Lequel GRECO depuis des années s’égosille à mettre en garde la Confédération. A exiger qu’elle améliore la «transparence de la vie politique». En cause: les dons et versements privés aux partis politiques qui devraient être rendus publics, et qui ne le sont point, faute d’une majorité pour le vouloir vraiment.

Simonetta Sommaruga avait bien fait quelques suggestions en ce sens auprès de ses collègues ministres et des responsables des partis gouvernementaux. Avant de jeter l’éponge devant le manque général et flagrant d’enthousiasme. Ce qui pourrait faire penser que chez nous le secret n’est pas qu’une astuce de rusé banquier, mais bien plus largement un art de vivre.

Toujours est-il que lassé des remarques et attaques du GRECO — dont l’ouverture l’an dernier d’une «procédure de non-conformité» — le Conseil fédéral a donc décidé de trancher: c’est non. Le Greco peut donc aller se faire voir où il veut, mais pas ici.

Pour justifier ce niet ouvrant la porte à tous les soupçons — dis-moi qui te finance, je te dirai ce que tu penses et pourquoi tu le penses — le Conseil fédéral met en avant la bien pratique spécificité des institutions suisses. Des institutions — et c’est là qu’on sent toute la magie du système — qui s’avèrent trop compliquées pour permettre une trop bête et trop simple législation uniforme sur le financement des partis politiques.

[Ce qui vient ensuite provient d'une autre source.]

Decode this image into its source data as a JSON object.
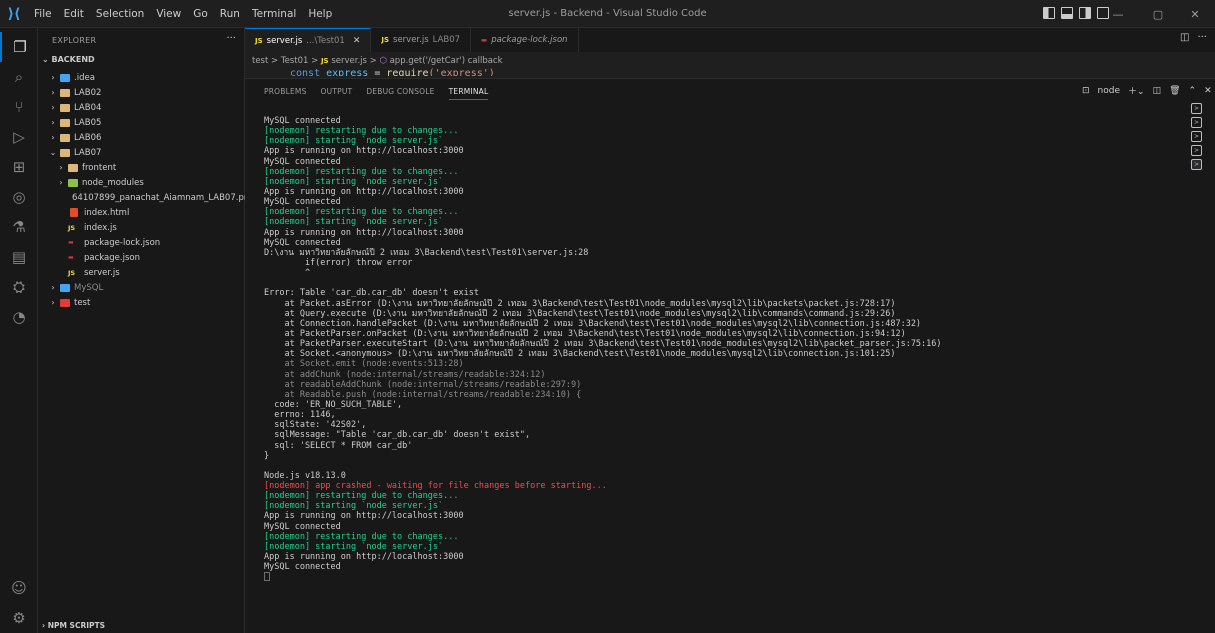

La multiplicité des scrutins, l’autonomie des Cantons, la protection de la sphère privée sont ainsi invoquées. Last but not least: grâce au système de milice les partis suisses coûteraient moins chers que les autres et auraient donc moins besoin d’être financés, et partant d’être contrôlés.

C’est aussi notons-le avec ce même genre d’argument — complexité, fédéralisme, coûts — qu’on avait renoncé en 2001 à l’idée d’un contrôle unifié du marché du vin en Suisse. Contrôle qu’avait mis en place avec succès notamment l’Autriche, après un scandale d’ampleur, celui des vins à l’antigel. Mais chez nous, impossible apparemment d’imaginer des vignerons tricheurs et malhonnêtes. Dix ans plus tard, le pinardier Dominique Giroud apportait le tonitruant démenti qu’on sait.

Cette même difficulté à se mettre en question, à s’imaginer suisses et malhonnêtes, à s’envisager confédérés et corrompus, on la sent affleurer derrière les arguments techniques du Conseil fédéral contre la transparence politique. Etant entendu que nos merveilleuses institutions nous mettent, contrairement au reste du vil monde, à l’abri de tout écart. Le pas suivant est de s’imaginer justes, bons et sans péchés, par nature et de toute éternité. Quel besoin, petits saints que nous sommes, aurions–nous d’une quelconque transparence?

D’autant que rien ne presse ni ne brûle, le fameux GRECO ayant tout du tigre de papier mâché. Lui dont l’arsenal de rétorsions se résume, selon en tout cas un ministère suisse de la justice d’une sérénité réjouissante, «à accorder un délai supplémentaire ou publier une déclaration réprobatrice». On a vu plus menaçant.

Sans compter que d’autres membres du Conseil de l’Europe ont pris depuis longtemps la hautaine habitude de s’essuyer les pieds sur les grands principes défendus par cette institution. La Russie de Poutine par exemple. La moralité publique, sans doute, c’est bon pour les flemmards et combinards français ou les satanés fascistes ukrainiens. Pas pour la sainte Russie ni l’immaculée Confédération.